Strange that it doesn't show it in /usr/src/UPDATING.


----------



## kpa (Aug 17, 2015)

If you want 10.2-RELEASE you have to checkout the releng/10.2 branch:

`# svnlite co https://svn.freebsd.org/base/releng/10.2 /usr/src`.

The stable branch and the releng branch were separated from each other on 24th of July by creation of  the releng/10.2 branch as a copy of the stable/10 branch.  The releng branch is now the "maintainance" branch for 10.2-RELEASE. The stable branch stable/10 will continue to be the work towards the next release 10.3, it is now called 10.2-STABLE but that just signifies that it's "life after 10.2-RELEASE".

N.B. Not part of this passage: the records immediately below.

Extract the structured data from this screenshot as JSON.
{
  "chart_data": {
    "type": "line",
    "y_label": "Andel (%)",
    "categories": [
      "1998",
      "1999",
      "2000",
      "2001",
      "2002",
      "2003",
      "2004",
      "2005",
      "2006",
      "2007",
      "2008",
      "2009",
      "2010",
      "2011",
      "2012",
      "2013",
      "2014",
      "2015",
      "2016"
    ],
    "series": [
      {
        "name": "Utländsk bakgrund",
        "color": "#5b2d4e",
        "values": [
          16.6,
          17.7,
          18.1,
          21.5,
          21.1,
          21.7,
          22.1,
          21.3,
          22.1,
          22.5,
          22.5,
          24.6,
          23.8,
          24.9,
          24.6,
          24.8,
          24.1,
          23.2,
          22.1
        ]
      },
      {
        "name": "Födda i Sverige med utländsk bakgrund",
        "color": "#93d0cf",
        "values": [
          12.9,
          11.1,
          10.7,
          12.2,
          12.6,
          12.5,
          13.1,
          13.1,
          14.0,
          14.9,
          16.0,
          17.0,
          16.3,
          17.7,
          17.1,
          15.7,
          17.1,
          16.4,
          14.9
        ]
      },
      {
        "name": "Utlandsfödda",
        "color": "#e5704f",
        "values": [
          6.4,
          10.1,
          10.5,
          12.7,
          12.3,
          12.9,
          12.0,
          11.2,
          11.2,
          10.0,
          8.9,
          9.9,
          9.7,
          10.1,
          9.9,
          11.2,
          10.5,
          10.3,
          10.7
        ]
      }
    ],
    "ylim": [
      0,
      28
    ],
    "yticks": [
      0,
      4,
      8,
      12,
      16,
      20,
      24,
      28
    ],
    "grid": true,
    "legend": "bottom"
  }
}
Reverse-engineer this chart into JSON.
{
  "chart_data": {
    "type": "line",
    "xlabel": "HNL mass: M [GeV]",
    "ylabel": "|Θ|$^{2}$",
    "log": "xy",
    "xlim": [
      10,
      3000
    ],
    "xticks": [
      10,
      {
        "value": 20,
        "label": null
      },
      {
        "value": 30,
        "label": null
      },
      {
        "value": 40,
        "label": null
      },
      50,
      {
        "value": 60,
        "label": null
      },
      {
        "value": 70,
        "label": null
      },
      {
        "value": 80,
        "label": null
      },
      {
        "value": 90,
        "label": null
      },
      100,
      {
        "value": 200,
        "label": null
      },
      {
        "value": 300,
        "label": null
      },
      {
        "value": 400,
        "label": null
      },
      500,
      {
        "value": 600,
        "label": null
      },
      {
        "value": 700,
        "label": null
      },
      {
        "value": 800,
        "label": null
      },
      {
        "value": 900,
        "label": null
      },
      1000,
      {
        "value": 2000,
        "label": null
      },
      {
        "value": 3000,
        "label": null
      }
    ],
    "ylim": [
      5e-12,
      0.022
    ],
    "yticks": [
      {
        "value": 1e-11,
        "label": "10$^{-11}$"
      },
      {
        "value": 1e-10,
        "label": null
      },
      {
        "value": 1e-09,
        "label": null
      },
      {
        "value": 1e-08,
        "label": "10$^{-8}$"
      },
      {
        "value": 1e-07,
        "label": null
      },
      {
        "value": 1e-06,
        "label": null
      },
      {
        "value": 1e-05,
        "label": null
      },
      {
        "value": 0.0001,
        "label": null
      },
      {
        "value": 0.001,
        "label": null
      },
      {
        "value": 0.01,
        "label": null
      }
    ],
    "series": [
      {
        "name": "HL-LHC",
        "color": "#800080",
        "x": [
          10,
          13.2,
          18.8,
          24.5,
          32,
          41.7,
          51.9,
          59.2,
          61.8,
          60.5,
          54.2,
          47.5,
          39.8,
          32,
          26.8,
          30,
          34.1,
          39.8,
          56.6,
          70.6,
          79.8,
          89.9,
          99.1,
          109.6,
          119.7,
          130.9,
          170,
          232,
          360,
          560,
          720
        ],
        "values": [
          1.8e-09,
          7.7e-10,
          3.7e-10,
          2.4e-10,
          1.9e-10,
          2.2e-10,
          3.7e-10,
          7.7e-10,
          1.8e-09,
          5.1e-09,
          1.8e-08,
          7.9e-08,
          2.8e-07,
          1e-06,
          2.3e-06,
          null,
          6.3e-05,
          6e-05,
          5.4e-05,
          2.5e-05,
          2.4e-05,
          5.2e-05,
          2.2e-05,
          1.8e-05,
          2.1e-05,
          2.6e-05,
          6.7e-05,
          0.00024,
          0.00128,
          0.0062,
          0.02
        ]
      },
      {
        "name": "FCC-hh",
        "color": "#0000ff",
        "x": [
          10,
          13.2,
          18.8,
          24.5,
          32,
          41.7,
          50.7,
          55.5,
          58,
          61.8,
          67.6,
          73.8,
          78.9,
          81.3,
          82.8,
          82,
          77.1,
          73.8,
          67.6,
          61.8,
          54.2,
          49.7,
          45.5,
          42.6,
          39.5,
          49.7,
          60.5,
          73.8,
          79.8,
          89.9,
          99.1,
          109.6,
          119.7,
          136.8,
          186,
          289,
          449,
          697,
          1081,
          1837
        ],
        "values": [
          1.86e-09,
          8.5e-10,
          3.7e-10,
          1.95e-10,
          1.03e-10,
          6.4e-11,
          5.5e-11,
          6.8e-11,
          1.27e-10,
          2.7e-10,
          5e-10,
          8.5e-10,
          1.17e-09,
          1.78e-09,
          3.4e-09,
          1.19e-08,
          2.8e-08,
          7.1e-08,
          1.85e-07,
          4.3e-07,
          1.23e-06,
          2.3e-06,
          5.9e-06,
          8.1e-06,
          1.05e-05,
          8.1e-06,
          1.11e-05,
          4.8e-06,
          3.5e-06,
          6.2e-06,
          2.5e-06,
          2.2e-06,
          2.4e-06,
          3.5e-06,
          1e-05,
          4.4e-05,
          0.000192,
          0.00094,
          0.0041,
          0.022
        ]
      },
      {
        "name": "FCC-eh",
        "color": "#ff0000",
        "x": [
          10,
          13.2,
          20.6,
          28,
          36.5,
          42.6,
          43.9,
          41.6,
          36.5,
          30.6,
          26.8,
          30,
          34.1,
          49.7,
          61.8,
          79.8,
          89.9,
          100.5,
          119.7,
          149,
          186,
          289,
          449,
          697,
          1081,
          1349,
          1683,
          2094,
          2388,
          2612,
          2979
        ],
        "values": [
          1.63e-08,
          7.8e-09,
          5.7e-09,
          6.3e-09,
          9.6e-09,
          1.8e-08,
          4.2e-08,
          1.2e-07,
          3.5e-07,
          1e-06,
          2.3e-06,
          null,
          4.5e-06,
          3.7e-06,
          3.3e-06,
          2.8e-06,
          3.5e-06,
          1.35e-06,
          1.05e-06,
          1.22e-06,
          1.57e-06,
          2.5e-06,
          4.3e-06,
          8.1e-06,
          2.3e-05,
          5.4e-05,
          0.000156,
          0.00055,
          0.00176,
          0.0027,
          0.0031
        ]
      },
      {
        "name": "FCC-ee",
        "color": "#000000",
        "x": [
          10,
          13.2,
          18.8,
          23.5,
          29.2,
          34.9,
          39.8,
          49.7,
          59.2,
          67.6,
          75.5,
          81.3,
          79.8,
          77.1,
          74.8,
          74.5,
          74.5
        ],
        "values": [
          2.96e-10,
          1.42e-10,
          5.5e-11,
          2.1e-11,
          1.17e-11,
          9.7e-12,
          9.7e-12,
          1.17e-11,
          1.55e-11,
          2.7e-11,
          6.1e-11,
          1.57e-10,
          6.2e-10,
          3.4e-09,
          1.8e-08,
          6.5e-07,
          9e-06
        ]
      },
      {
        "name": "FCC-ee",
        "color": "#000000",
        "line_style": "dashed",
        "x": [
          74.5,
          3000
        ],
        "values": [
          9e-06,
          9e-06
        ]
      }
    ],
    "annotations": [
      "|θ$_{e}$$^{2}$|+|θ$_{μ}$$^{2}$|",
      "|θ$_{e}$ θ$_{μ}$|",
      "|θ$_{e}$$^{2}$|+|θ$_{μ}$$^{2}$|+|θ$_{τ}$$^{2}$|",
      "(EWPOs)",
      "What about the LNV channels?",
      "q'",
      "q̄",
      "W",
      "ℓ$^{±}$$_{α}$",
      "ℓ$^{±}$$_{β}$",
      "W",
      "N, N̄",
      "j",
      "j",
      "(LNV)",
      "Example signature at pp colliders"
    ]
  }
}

https://www.freebsd.org/releases/10.2R/schedule.html


----------



## xy16644 (Aug 17, 2015)

Sorry but I don't quite understand. So if I want to update my current 10.1-STABLE setup to 10.2-STABLE how do I do this?


----------



## kpa (Aug 17, 2015)

You said that you want to upgrade to "10.2" and I read that as "10.2-RELEASE", be more precise and readers of your threads will have a better picture what you want. 10.2-STABLE is what is in stable/10 now. The release is not yet tagged in /usr/src/UPDATING for some reason but does it matter?


----------



## xy16644 (Aug 17, 2015)

Having reread the title I guess I should have rather said: Upgrade 10.1-STABLE to 10.2-STABLE.

Assumptions eh?

No it doesn't matter that its not tagged yet but I was just being cautious...thats all.

Great, so I have checked out the correct code I need to upgrade to 10.2-STABLE.

Thanks for the help everyone.


----------



## junovitch@ (Aug 19, 2015)

I passed on the heads up on the missing UPDATING entry in stable/10 and it was just fixed in r286912:
https://svnweb.FreeBSD.org/changeset/base/286912


----------